“I want to be a good mother.”

“You already are,” Mack said.

“I love my baby.”

“I know.” Grace whisked the damp hair from her brow.

Mary Jo was drenched in sweat, her face streaked with tears. “I’m never going through this again,” she gasped, looking at Grace. “I can’t believe my mother gave birth four times.”

“All women think that,” Grace said. “I know I did. While I was in labor with Maryellen, I told Dan that if this baby wasn’t the son he wanted, he was out of luck because I wasn’t having another one.”

“You did, though.”

“As soon as you hold your baby in your arms, nothing else matters. You forget the pain.”

Footsteps clattered up the stairs. “Mom?”

It was Maryellen, Grace’s daughter.

“In here,” Grace called out.

Maryellen hurried into the room, then paused when she saw Mary Jo and smiled tearfully. Her arms were filled with baby clothes.

A pain overtook Mary Jo. Again it was Mack she looked to, Mack who held her gaze, lending her his strength.

She was grateful that Grace was at her side, but most of the time it had been Mack who’d guided and encouraged her. He had a way of comforting her that no one else seemed to have, not even Grace.

“You’re doing so well,” Mack told her. “We have a shoulder….”

Mary Jo sobbed quietly.
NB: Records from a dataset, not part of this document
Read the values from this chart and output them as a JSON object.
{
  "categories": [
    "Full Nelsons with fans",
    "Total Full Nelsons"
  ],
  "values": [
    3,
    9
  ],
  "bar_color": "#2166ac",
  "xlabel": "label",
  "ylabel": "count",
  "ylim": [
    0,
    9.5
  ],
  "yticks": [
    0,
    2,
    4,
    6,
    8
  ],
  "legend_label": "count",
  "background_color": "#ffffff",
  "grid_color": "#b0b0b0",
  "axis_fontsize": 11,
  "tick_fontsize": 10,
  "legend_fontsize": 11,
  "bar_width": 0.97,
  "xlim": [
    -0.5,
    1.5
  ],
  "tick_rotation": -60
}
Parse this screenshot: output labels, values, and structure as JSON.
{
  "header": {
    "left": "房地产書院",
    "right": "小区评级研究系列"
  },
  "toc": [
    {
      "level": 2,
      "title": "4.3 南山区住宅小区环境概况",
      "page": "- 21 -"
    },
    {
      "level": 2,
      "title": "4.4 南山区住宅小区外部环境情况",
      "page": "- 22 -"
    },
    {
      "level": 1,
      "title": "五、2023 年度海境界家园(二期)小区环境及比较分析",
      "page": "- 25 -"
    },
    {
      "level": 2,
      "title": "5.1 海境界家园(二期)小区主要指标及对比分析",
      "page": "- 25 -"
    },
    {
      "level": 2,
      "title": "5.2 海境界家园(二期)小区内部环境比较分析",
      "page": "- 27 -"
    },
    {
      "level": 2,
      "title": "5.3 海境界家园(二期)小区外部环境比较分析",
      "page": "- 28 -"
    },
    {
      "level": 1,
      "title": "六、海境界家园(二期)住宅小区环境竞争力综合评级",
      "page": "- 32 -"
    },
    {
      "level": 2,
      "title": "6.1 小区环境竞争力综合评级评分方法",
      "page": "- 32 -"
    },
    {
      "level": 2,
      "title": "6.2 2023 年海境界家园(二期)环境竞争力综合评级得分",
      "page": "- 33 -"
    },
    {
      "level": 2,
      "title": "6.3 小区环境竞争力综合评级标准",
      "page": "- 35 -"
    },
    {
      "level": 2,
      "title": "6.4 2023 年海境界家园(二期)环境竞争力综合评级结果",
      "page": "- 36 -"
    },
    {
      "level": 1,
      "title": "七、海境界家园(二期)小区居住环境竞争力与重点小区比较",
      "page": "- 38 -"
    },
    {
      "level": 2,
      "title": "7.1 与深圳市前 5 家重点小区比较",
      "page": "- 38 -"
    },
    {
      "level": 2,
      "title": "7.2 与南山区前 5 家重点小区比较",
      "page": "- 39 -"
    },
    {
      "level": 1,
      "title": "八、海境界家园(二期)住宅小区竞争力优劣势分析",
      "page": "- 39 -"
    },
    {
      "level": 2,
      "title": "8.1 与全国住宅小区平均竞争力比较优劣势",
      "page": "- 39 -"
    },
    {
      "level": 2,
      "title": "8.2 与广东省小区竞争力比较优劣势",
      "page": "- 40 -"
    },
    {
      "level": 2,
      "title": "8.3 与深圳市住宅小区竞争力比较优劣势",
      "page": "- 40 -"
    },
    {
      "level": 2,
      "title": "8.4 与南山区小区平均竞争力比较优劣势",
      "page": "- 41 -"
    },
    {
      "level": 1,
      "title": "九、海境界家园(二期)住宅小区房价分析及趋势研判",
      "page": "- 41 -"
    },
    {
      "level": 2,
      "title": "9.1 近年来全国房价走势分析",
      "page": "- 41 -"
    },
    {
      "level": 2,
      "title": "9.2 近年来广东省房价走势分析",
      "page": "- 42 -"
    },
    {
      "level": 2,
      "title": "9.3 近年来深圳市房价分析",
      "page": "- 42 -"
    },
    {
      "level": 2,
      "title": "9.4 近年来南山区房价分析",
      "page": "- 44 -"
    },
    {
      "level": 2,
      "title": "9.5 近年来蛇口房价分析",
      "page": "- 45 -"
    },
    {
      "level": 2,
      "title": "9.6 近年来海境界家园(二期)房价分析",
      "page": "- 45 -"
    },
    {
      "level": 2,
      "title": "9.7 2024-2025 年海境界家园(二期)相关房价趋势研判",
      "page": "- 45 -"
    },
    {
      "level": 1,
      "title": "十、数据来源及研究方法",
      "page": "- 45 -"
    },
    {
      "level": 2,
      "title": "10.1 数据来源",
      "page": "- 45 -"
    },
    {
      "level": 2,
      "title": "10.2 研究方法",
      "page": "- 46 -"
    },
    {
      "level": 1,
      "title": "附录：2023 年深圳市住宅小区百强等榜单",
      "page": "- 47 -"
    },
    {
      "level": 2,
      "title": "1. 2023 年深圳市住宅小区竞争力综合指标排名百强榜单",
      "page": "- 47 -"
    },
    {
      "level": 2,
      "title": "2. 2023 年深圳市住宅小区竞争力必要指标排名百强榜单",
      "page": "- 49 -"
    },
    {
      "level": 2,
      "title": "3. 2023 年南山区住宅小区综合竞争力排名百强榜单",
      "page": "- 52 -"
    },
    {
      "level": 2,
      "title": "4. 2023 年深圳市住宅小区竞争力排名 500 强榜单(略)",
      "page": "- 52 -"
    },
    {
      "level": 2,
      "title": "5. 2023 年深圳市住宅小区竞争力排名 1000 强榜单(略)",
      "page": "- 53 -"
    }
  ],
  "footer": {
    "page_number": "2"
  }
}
It was almost over. The baby was leaving her body. She could feel it now, feel the child slipping free and then the loud, fierce cry that resounded in the room.

Her relief was instantaneous.

She’d done it! Despite everything, she’d done it.

With her last reserve of strength, Mary Jo rose up on one elbow.

Mack held the child in his arms and Brandon had a towel ready. Mack turned to her and she saw, to her astonishment, that there were tears in his eyes.

“You have a daughter, Mary Jo.”

“A daughter,” she whispered.

“A beautiful baby girl.”

Her own tears came then, streaming from her eyes with an intensity of emotion that surprised her. She hadn’t given much thought to the sex of this child, hadn’t really cared. Her brothers were the ones who’d insisted she’d have a son.

They’d been wrong.

“A daughter,” she whispered. “I have a daughter.”

18

“The natives are getting restless,” Jon Bowman reported to Grace when she camed own from the apartment. After watching the birth of Mary Jo’s baby, Grace felt ecstatic. She couldn’t describe all the emotions tumbling through her. Joy. Excitement. Awe. Each one held fast to her heart.

Katie, April and Tyler raced around the yard, screaming at the top of their lungs, chasing one another, gleeful and happy. Jon went to quiet them, but Grace stopped him.

“Let them play,” she told her son-in-law. “They aren’t hurting anything out here.”

“Kelly and Lisa are inside making hot cocoa,” Cliff said, joining Grace. “And Paul’s looking after Emma.” He slid his arm around her waist. “Everything all right up there?” He nodded toward the barn.

“Everything’s wonderful. Mary Jo had a baby girl.”

“That’s marvelous!” Cliff kissed her cheek. “I bet you never guessed you’d be delivering a baby on Christmas Eve.”

Grace had to agree; it was the last thing she’d expected. She was thankful Mary Jo hadn’t been stuck in some hotel room alone. These might not have been the best of circumstances, but she’d ended up with people who genuinely cared for her and her baby.

Grace didn’t know Roy and Corrie McAfee’s son well, but Mack had proved himself ten times over. He was a capable, compassionate young man, and he’d been an immeasurable help to Mary Jo. In fact, Grace doubted anyone could have done more.

After he’d delivered that baby girl, Mack had cradled the infant in his arms and gazed down on her with tears shining in his eyes. An onlooker might have thought he was the child’s father.

The other EMT actually had to ask him to let go of the baby so he could wash her. After that, Grace had wrapped the crying baby in a swaddling blanket and handed her to Mary Jo.

The two EMTs were finishing up with Mary Jo and would be transporting her and the baby to the closest birthing center. Maryellen had stayed to discuss breastfeeding and to encourage and, if need be, assist the new mother.